Masks divide us. As the news media reports, mask wearing has become politicized in the United States. That claim assumes masks can be neutral, which is not the case: they hide our faces and emotions, can dehumanize and medicalize the classroom, and stifle speech and sound. Besides, face masks are designed to prevent viral transmission between humans -- they form a barrier between ourselves and other people. The division they create between us runs counter to the relational bonding between college students and professors that research shows positively correlates to student success and learning.
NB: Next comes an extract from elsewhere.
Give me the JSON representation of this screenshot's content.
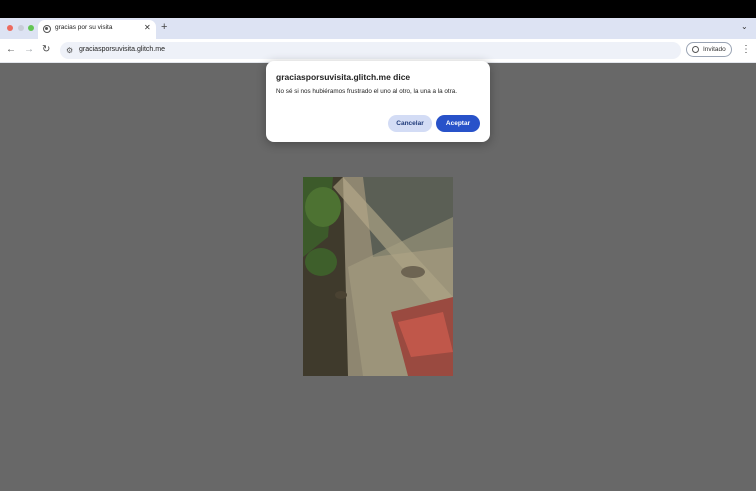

To build relationships in the classroom and commit to each other’s well-being by masking, consider co-creating with students a Caring Class Constitution during the first week of the semester. Invite students to envision a caring class. Ask them to share what caring students were like in previous college courses, both inside and outside the face-to-face classroom. Ask if they ever had caring instructors before and what those instructors specifically did.

Finally, ask students to describe the responsibilities of a caring class in the context of COVID-19. Creating a Caring Class Constitution sets public health and academic expectations in a collaborative way, strives to meet the needs of the community as students see themselves in relationship to it, and gives students responsibility for learning and caring for each other alongside the instructor. For instance, in a caring class, if a student didn’t wear a mask, the instructor wouldn’t immediately dismiss the class or reprimand the student. Instead, a Caring Class Constitution might specify that another student would offer an extra clean mask for their peer to wear. An ethic of care calls us to make decisions by enriching relationships and empathizing rather than dividing.

I hope these strategies help us teach face-to-face with a mask on and create caring classrooms during the pandemic. Attention to the teaching body and a humanistic concern for emotion and well-being were always best practices for educators. Their importance should be undeniable now in the COVID-19 era.